Here’s a  tough B2B sales challenge: Buyers who think they know exactly what they need, and believe that their purchase decision should be based on finding a supplier who can fulfill these pre-determined needs at the lowest price.

Because they think they know exactly what they need, these buyers send out requests for proposals or ask for bids, telling suppliers exactly what to bid on. They will then input the supplier bids into an Excel spreadsheet to make side-by-side comparisons.

Ugh! You know there is so much more to your offerings than price. You know that you are different than the competition, but you also know that it is difficult to showcase your differences on a spreadsheet.

How do you break this bid mentality?

Here’s your starting point: Recognize that the buyer only thinks he knows what he needs. He really doesn’t know what he needs, and you want to be the one to help him realize that.

Your goal: Through conversation, get the customer to say, “Oh, I hadn’t thought of that.”

“I Hadn’t Thought of That.”

When you lead a customer to say, “I hadn’t thought of that,” you help the customer see you in a totally different light. A moment ago, you were one of many suppliers. Now you have instantly become a unique advisor.

You can’t force an “I hadn’t thought of that” moment; you can only lead your customer to it through conversation.  Let’s discuss two steps to help you do this:

Step 1: Discover What They Hadn’t Thought Of

Whenever a potential customer tells me what they want or need, my first step is to find the “why” behind their list of requirements.

To find the why, focus your conversation beyond the customer’s list of requirements. Instead of talking about the items they have outlined on their bid request, ask the customer about the higher-level goals they are trying to achieve with this purchase. What will be different in their company after they buy? What goals does this purchase support?

Be on the lookout for the real reasons they are making this buy. Then, look for any inconsistencies between these higher-level reasons for the purchase and their list of requirements. If you are alert, I guarantee you will find them.

Step 2: Lead the Customer to the “I Hadn’t Thought of That” Realization

The worst thing you can do is throw this inconsistency in your customer’s face. “Nah nah, hey hey you didn’t think of this” will never work. Instead, you want to lead the customer to this realization.

The master of this technique was the philosopher Plato, with his Socratic Method. In Plato’s Dialogues, Socrates would engage someone in a conversation that would lead them to realize that their preconceived notions were wrong.

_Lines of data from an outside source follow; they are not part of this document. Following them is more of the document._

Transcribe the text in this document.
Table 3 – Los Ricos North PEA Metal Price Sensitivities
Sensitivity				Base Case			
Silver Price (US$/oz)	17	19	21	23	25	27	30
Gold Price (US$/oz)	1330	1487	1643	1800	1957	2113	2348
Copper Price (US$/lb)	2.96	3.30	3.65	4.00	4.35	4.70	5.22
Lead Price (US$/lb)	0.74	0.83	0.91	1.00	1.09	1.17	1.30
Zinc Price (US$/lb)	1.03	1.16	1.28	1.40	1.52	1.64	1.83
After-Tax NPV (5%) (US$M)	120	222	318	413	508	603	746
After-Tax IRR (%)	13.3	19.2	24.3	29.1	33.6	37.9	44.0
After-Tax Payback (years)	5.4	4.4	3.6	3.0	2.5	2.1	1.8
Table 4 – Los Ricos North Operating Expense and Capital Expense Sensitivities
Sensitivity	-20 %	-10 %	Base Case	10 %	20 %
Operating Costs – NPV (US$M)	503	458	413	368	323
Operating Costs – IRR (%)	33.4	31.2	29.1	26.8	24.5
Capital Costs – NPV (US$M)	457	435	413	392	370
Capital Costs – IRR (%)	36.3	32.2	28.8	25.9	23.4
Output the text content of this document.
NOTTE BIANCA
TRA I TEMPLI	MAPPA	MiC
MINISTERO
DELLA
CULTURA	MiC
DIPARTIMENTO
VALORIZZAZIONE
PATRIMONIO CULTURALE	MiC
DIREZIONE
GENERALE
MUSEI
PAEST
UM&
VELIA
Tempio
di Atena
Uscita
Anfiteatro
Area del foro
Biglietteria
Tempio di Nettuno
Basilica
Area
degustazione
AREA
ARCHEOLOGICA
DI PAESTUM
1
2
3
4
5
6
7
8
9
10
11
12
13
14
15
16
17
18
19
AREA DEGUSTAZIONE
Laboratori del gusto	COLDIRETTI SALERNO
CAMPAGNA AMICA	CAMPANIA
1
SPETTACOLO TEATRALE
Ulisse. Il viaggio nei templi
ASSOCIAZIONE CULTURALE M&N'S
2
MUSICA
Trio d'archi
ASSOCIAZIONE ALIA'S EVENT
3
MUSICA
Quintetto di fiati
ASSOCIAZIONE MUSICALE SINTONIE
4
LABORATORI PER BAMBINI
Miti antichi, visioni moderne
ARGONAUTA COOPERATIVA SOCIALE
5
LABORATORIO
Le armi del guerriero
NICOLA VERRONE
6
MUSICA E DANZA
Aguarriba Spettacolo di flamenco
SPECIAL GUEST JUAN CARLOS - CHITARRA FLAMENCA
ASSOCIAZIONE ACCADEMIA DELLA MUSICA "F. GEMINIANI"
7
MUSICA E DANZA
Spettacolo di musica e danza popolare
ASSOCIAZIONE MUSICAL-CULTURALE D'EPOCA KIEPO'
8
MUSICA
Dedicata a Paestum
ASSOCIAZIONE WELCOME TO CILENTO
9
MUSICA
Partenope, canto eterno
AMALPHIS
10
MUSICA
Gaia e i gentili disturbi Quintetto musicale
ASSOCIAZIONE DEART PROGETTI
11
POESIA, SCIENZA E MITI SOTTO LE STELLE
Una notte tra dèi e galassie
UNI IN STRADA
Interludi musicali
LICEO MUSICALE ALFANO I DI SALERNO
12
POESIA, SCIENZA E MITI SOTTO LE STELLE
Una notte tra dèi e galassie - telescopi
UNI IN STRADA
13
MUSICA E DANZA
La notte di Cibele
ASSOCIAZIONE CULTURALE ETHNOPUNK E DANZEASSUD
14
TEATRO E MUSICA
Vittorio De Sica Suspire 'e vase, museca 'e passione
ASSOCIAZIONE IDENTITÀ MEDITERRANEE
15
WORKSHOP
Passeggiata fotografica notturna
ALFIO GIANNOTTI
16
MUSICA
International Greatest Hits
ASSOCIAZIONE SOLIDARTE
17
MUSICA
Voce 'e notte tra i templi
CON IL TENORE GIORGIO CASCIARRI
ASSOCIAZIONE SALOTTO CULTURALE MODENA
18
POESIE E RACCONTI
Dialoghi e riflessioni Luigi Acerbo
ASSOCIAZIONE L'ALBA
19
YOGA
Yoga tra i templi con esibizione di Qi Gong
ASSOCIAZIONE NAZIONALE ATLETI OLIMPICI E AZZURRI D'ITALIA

You can apply this same principle to your customer conversations. When you find an inconsistency between your customer’s goals and their list of requirements, focus your conversation on the “why” behind the goal. Dig deep, and ask your customer to explain their goals and this “why.” Be genuinely interested, and be willing to hear all about it. As you manage this conversation, you will find the perfect opportunity to make an observation that suggests this inconsistency.

That is the point in the conversation when your customer says, “I hadn’t thought of that.”

And that is the point in the conversation where your customer’s opinion of you changes.